National Institute of Standards and Technology, Gaithersburg, Maryland 20899-6203, United States.
ACS Nano. 2021 Feb 23;15(2):3284-3294. doi: 10.1021/acsnano.0c10114. Epub 2021 Feb 10.
Understanding the folding process of DNA origami is a critical stepping stone to the broader implementation of nucleic acid nanofabrication technology but is notably nontrivial. Origami are formed by several hundred cooperative hybridization events-folds-between spatially separate domains of a scaffold, derived from a viral genome, and oligomeric staples. Individual events are difficult to detect. Here, we present a real-time probe of the unit operation of origami assembly, a single fold, across the scaffold as a function of hybridization domain separation-fold distance-and staple/scaffold ratio.
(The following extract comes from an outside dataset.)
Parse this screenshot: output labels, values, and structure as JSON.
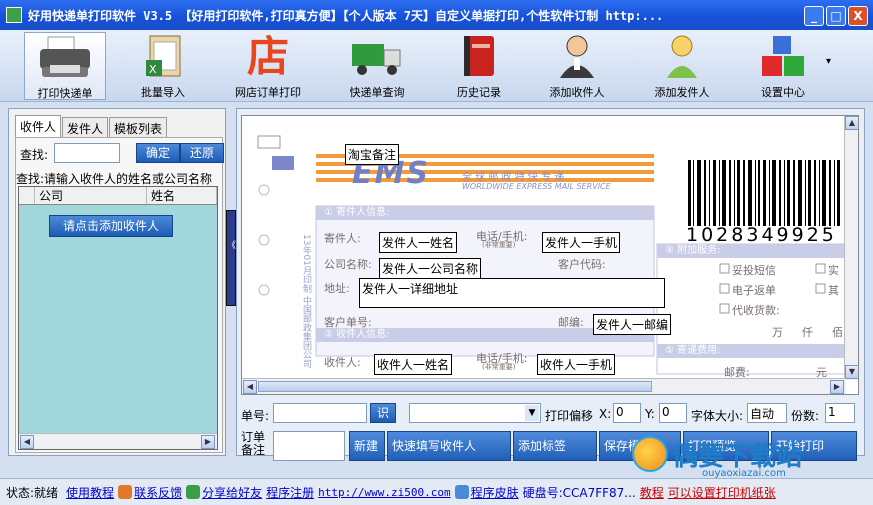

This approach to the folding problem elucidates a predicted but previously unobserved blocked state that acts as a limit on yield for single folds, which may manifest as a barrier in whole origami assembly.
理解 DNA 折纸的折叠过程是广泛实施核酸纳米制造技术的关键步骤,但这并不简单。折纸由来自病毒基因组的支架和寡核苷酸订书钉的几个数百个协同杂交事件折叠形成。单个事件很难检测到。在这里,我们提出了一种实时探测折纸组装的基本操作的方法,即作为杂交域分离折叠距离和订书钉/支架比的函数的单个折叠跨越支架。这种折纸折叠问题的研究方法阐明了一种预测但以前未观察到的受阻状态,该状态作为单折叠产率的限制因素,这可能在整个折纸组装中表现为障碍。